I coach towards using more neutral and less loaded labels that can help people understand the hurt they have caused and move the dynamic forward. For example, helpful and unhelpful, safe and unsafe, supportive and unsupportive. My home didn’t feel like a safe place for me to be myself. My brother’s behavior really wasn’t helpful and I feel it damaged our relationship. I felt that what my parents did wasn’t very healthy for our family. Their behavior was hurtful to me. And, ultimately, what matters? It matters that you are safe, supported and healthy. These are the benchmarks of a secure relationship.
If you are noticing that in reading this, you feel a lot of resistance then it’s probably because we haven’t processed our anger entirely yet. We may want to label someone to kick back, to hurt them when they have hurt us. We may feel they deserve it. All this is very valid, and is a huge signal to think about how to process the hurt feelings more deeply. It’s OK to be angry and it’s natural in these circumstances. It’s also important to recognize from what place we are speaking or labeling others from.
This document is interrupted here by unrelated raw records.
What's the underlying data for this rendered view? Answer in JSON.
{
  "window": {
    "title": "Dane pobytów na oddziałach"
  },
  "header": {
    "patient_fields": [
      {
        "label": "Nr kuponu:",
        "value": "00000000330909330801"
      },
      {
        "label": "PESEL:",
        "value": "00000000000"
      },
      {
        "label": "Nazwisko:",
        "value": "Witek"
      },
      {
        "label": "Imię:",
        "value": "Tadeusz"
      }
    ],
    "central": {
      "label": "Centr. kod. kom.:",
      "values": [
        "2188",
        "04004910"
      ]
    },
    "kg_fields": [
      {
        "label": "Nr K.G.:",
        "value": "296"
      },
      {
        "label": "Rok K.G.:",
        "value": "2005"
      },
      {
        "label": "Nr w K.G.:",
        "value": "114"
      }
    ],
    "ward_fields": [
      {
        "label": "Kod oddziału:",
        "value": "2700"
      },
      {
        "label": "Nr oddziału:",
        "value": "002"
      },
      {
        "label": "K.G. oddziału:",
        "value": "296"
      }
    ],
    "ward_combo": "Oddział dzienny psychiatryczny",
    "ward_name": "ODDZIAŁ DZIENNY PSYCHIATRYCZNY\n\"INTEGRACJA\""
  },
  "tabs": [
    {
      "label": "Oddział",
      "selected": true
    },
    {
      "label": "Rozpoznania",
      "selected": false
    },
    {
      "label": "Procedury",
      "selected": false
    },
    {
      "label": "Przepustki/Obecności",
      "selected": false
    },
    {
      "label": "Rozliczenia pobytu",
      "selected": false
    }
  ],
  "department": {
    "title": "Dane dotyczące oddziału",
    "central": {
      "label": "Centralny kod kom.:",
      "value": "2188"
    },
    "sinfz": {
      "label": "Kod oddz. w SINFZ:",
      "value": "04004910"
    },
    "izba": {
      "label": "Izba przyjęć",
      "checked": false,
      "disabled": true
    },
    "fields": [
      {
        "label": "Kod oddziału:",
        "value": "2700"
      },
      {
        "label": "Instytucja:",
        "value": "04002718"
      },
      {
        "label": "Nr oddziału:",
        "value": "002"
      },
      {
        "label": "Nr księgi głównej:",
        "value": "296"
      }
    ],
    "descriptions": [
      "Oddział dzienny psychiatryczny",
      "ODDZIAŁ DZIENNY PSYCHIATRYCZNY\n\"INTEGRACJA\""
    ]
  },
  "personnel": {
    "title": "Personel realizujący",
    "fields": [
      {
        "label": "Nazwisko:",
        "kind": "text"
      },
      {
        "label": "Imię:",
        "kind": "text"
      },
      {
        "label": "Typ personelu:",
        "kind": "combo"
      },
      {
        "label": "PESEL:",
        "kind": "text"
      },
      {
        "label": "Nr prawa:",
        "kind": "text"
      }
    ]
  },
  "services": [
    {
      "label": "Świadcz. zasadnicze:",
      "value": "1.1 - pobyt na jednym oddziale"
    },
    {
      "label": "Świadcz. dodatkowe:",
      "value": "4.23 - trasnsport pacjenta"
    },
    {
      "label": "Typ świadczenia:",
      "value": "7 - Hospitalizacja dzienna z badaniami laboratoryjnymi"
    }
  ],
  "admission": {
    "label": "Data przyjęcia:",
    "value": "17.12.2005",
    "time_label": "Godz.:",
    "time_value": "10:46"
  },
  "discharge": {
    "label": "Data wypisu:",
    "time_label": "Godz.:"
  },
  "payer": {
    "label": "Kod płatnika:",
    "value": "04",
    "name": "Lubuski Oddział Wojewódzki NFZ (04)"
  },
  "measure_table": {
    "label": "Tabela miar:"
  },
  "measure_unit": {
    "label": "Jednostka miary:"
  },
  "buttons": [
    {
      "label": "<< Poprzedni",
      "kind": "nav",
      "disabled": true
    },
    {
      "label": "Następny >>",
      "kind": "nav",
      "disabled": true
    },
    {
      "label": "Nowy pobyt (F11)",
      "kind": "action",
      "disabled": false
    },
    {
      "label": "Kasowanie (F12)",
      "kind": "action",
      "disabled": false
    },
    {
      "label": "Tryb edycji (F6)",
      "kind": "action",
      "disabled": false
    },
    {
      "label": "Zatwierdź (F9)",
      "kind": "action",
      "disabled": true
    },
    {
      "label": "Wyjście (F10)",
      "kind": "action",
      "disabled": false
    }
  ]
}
We do have a choice about how much verbal violence we return, and the anger we carry. It won’t make us feel lighter to use violent language back, and it can push people into incredibly defensive reactions where there is no chance they can or will see themselves. So if you must use labels outwardly, it’s worth thinking about how we feel they will be heard. And if we have fully processed our anger enough to stick them on cleanly.
If someone is vocally judging you, it's good to seek support. You do have a choice about how much you let the label define you and your self worth. It doesn't have to stick.